The window of opportunity is quite small as a rule. These big guys gather for spawning around the moon phases. Four days before to four days after the moon are the pick times. They move into a spot like The Corio Heads jew hole and as soon as the moon peeks over the horizon they come on the chew like a switch was set.

The guys who fish for black jew will often launch their little tinnies from the beach closest to the hole. When the jew are thick there can be stacks of boats jockeying for the best positions along the northern wall or against the southern bommies.

We have a practice of only taking a few black jew before leaving. As a sports fish they go very hard in the shallow water and they do taste okay if treated correctly. My preference is to stop fishing after we catch a feed instead of further catch and release because they don’t seem to recover well.

Squid, pilchards and fresh flesh baits such as mullet, bonito or ribbonfish are the best. You can use either a snapper type rig or a number ten ball running down to 6/0 plus sized hooks. I have tried using big plastics this year and my success rate is well down compared to bait fishing. However, some of the other fishers have been doing well on the larger Thready Buster style vibes.

mackerel

Grey mackerel have come back again in some quantity. These days they have on and off years and it is hard to know what they are doing until they arrive. The guys fishing the spots out from Emu Park have had a couple of early runs when the weather played its part.

The greys should come on as the bay conditions ease and the fresh flows have slowed giving it a chance to clear up between blows.

Greys or broad-barred look like a deeper bodied doggy mackerel (school mackerel) with a similar black front dorsal and faint bars instead of the tell-tale doggy splotches that also help separate them. Rosslyn Bay Harbour outside wall, Farnborough Reef, Bangalee, Ironpot, Rita Mada, Corio Heads, Quartz Rock, The Barge and Findlays Reef are the prime mackerel spots inside the bay.

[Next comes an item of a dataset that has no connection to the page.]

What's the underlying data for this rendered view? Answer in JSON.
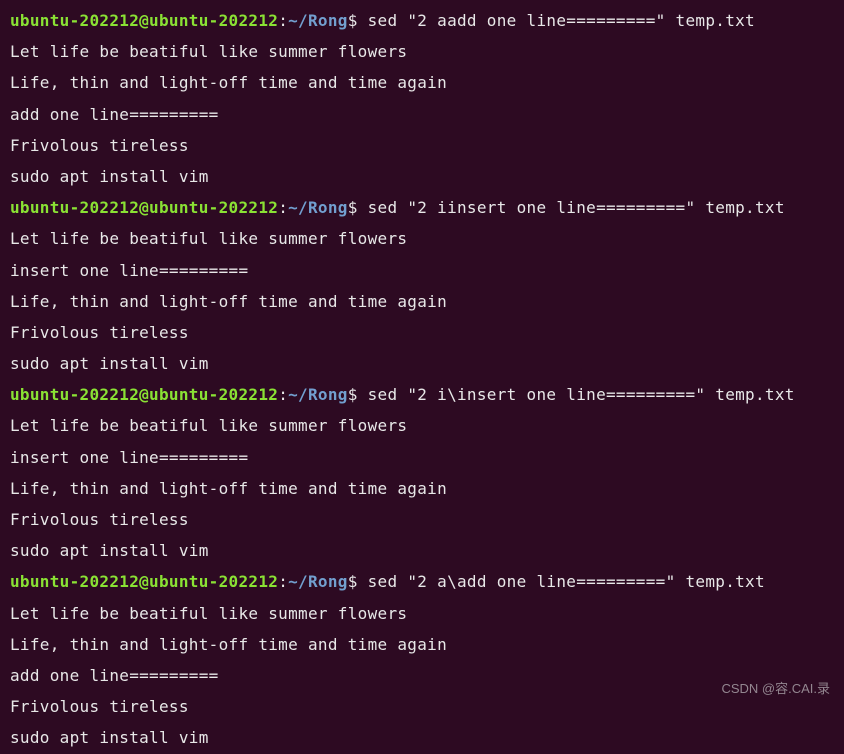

As we move towards winter we can expect doggies and Spanish with the odd run of spotties around the local area.

The past few weeks has shown an early run of unexpected snapper. They have passed through some of the rubble patches at the back of the islands and there have been a couple taken inside the bay at Forty Acre and Ross Reef. Usually they show about mid June when the water temps are moving down a little. That could mean we are in for a bumper season by our standards.